Für ein Hühnerleben spielt der Grünauslauf eine wichtige Rolle. Auf den Verbandsbetrieben nennt jedes Tier mindestens 4 qm, bei den Puten mindestens 10 qm sein eigenes Reich und eine maximale Besatzdichte von 21 kg Lebendgewicht pro Quadratmeter an Stallfläche wird strikt eingehalten. Zuständig dafür sind die Kontrollstellen des jeweiligen Mastbetriebs, die dies jedes Jahr erneut bestätigen. Eine Besonderheit stellt Bohn noch heraus: „Weder die Hähnchen noch die Puten werden nach dem Schlüpfen einer Schnabelbehandlung unterzogen.“

 

Bio-Futter ab dem ersten Tag

Die Küken beider Tierarten bekommen einen sogenannten Starter, also ein speziell auf ihre Bedürfnisse zugeschnittenes, erstes Futter. Dieses ist sehr eiweißreich und von der Körnung her so aufbereitet, dass die Küken es gut aufnehmen und fressen können. Später erhalten die Tiere an ihr jeweiliges Alter angepasstes Futter, das aus den Bio-Zutaten Getreide wie Weizen, Mais und Leguminosen wie Erbsen, Ackerbohnen und Soja besteht. „Damit werden über 95 Prozent der Zutaten aus Bio-Qualität zur Verfügung gestellt. Da Kartoffeleiweiß und Maiskleber quasi nicht in Bio-Qualität zu bekommen sind, werden diese aus konventioneller Herkunft eingesetzt. Dann kommt noch eine Mineralstoff- und Vitaminmischung zum Einsatz“, beschreibt der Geschäftsführer die Zusammensetzung, stammend von der Futtermühle aus, an der das Unternehmen eine Beteiligung hält. „Das bedeutet für uns, dass wir für die Qualitätssicherung, den Rohwareneinkauf sowie die Erstellung der Rezepturen verantwortlich sind“, so Bohn. Die Mühle, zertifiziert nach EU-Bio-Verordnung und nach den Biokreis e.V. Richtlinien, produziert ausschließlich Bio-Geflügelfutter, das zu 100 Prozent an die Mastbetriebe des Unternehmens ausgeliefert wird.
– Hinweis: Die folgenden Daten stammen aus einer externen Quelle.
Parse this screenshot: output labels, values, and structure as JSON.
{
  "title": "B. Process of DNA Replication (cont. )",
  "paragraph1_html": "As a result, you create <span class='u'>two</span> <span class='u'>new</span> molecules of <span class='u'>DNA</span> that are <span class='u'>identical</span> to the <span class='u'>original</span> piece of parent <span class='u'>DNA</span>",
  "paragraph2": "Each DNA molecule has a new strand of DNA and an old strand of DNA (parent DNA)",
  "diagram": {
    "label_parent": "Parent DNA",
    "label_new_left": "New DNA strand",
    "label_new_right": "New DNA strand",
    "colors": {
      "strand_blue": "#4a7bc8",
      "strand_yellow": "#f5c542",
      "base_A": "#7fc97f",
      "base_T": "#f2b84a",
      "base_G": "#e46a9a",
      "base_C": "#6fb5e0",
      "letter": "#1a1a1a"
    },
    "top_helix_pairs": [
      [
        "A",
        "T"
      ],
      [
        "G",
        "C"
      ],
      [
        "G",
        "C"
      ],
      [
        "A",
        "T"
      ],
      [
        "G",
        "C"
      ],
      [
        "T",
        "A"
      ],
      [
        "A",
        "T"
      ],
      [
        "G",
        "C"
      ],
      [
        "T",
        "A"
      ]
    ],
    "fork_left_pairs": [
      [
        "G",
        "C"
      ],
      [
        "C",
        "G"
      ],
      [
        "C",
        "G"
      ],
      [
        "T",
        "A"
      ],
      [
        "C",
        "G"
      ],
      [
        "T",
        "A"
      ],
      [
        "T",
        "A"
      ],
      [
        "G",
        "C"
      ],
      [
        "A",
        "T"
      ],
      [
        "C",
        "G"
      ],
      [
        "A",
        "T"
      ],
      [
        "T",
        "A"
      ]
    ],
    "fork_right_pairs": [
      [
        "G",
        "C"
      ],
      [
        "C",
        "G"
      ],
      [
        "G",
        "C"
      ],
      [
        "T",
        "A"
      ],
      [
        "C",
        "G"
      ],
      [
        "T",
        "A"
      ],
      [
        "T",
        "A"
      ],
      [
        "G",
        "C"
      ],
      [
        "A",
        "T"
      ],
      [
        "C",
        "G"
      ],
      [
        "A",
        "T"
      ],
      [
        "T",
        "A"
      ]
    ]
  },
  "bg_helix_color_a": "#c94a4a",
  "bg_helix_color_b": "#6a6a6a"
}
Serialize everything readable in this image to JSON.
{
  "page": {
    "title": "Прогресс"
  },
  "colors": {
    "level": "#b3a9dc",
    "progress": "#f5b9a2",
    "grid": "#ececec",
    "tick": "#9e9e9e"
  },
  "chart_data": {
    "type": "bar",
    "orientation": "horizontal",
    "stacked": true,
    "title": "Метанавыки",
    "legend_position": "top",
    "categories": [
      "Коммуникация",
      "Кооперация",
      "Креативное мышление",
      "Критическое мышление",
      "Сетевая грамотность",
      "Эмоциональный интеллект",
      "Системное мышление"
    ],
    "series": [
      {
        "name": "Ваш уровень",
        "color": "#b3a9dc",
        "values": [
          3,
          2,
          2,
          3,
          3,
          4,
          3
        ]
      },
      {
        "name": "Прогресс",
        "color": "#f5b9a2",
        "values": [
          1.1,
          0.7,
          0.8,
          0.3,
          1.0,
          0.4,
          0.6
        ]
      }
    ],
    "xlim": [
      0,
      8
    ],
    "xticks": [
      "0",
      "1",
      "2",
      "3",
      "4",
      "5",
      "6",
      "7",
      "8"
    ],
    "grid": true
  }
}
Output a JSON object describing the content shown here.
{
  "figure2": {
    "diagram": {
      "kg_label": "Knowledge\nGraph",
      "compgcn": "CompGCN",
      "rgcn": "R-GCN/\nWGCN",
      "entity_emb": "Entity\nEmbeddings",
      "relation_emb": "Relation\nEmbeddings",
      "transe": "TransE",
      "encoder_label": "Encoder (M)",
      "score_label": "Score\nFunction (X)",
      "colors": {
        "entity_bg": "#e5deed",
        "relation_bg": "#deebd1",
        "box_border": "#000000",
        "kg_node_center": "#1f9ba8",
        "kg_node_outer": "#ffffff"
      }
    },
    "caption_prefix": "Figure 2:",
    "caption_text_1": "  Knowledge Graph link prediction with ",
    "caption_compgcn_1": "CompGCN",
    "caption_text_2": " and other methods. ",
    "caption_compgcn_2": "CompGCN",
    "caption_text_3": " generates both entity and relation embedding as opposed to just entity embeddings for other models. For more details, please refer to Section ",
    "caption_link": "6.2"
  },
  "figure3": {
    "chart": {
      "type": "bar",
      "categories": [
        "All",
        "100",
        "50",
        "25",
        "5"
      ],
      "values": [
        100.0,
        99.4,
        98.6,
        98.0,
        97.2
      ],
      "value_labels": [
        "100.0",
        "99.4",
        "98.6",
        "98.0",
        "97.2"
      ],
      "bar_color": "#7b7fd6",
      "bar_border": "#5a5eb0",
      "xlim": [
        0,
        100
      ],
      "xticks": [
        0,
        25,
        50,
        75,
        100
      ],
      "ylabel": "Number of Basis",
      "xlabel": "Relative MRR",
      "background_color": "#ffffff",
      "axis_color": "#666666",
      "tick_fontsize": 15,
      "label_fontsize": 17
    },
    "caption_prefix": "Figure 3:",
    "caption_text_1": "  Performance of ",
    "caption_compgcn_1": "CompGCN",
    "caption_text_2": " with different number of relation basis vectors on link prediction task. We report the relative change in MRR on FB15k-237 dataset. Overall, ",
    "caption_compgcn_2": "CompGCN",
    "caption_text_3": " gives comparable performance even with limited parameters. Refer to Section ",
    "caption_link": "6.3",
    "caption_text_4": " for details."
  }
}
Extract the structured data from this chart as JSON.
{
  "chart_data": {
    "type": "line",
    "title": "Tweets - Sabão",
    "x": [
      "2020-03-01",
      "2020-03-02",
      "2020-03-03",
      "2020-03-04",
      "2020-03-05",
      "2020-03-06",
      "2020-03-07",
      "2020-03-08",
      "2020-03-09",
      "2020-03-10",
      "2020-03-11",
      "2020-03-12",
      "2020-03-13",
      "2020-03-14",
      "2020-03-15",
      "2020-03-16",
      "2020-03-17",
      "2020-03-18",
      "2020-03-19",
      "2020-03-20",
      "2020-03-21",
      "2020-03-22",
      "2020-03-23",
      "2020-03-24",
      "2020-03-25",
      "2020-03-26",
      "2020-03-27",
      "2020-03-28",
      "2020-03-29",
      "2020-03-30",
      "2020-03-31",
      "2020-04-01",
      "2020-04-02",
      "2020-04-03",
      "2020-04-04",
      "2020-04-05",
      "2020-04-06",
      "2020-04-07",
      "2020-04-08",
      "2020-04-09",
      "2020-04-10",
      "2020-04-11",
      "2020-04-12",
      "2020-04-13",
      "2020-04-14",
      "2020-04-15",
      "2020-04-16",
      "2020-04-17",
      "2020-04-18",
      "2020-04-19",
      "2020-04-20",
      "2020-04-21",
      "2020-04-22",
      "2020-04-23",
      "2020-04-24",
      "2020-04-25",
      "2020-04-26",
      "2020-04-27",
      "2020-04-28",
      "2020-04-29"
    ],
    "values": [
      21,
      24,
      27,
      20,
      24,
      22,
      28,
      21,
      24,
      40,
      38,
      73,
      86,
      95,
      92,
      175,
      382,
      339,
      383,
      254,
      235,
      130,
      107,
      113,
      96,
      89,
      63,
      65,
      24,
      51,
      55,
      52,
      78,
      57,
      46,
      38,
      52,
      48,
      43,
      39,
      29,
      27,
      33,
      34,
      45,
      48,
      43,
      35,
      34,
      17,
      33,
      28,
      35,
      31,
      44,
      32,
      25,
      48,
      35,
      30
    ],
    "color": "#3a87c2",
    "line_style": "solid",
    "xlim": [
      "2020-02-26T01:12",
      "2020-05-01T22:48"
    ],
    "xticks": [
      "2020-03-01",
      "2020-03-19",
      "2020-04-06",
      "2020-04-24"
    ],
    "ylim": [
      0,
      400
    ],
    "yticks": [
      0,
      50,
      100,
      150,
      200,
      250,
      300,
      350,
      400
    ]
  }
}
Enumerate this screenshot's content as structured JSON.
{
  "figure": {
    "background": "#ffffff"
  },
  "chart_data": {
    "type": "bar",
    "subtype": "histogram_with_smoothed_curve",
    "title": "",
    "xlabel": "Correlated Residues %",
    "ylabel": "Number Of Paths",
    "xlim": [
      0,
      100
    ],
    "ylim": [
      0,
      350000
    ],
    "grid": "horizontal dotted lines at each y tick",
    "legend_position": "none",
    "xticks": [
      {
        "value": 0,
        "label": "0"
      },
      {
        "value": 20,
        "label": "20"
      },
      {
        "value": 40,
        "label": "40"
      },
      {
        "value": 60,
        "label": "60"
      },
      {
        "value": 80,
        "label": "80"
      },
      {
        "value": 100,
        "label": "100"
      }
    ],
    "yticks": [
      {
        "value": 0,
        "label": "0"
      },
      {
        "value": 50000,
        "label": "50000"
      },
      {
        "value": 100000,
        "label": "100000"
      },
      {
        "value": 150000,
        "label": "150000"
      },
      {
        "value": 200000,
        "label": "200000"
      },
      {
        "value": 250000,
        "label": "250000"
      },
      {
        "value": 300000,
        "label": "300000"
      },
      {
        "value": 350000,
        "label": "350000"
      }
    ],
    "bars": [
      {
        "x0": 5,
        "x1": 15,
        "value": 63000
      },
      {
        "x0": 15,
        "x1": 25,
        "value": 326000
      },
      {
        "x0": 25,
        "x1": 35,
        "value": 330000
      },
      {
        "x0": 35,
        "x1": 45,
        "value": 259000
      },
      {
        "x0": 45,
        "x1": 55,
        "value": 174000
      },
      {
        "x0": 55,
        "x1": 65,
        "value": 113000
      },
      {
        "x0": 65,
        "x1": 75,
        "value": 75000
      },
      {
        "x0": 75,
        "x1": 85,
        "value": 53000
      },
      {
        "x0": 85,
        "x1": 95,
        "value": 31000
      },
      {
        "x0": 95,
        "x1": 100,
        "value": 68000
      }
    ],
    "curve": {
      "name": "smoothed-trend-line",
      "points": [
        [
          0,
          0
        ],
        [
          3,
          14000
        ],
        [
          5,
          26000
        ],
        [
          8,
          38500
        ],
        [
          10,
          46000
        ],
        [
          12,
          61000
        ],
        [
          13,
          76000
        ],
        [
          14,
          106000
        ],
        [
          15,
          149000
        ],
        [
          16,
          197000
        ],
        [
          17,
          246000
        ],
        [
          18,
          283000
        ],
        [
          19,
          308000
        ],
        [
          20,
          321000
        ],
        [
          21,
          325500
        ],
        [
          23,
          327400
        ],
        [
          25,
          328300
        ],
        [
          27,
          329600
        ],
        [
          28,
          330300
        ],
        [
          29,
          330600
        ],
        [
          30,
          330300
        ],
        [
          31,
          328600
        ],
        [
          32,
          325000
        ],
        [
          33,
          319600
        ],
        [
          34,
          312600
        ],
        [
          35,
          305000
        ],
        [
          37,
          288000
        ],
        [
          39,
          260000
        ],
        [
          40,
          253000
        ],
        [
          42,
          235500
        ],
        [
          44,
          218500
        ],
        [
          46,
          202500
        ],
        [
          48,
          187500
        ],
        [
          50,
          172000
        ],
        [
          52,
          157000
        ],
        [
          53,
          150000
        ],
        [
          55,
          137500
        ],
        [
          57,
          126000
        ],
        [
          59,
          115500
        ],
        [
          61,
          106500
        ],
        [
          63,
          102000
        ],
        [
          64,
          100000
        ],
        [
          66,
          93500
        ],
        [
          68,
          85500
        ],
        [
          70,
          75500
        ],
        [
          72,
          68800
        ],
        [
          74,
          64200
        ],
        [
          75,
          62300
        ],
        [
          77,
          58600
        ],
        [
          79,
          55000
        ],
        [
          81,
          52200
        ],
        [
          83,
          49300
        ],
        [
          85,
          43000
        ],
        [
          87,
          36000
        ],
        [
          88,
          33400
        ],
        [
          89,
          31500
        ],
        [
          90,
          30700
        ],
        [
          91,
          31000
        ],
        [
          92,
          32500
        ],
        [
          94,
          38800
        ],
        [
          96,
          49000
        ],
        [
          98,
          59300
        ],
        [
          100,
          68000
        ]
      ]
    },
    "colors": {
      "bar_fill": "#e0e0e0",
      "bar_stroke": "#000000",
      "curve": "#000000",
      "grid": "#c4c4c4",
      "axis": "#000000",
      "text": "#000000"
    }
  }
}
Das benötigte Getreide stammt wiederum zum großen Teil von den Äckern der belieferten Bio-Höfe. „Wir transportieren sowohl die Rohstoffe als auch das Futter aus der Mühle mit zwei eigenen Silozügen. Wir kommen deshalb dem Ideal der im Ökolandbau gewünschten Kreislaufwirtschaft sehr nahe und verfügen über ein geschlossenes und sicheres System auf allen Ebenen“, bekräftigt Bohn.

Freiland Puten Fahrenzhausen bekennt sich zu der qualitativ hochwertigen Erzeugung von Öko-Produkten und sieht dies als „Eintrittskarte“ in den Naturkosthandel. „Für uns ist es deshalb nur konsequent, dass wir die Weichen auch in der Vermarktung ganz klar gestellt haben. Unsere Erzeugnisse sind nur im gut sortierten Naturkostfachhandel erhältlich. So kommt zusammen, was zusammen gehört: Verbands-Bio-Ware und Premiumvermarktung“, resümiert Bohn.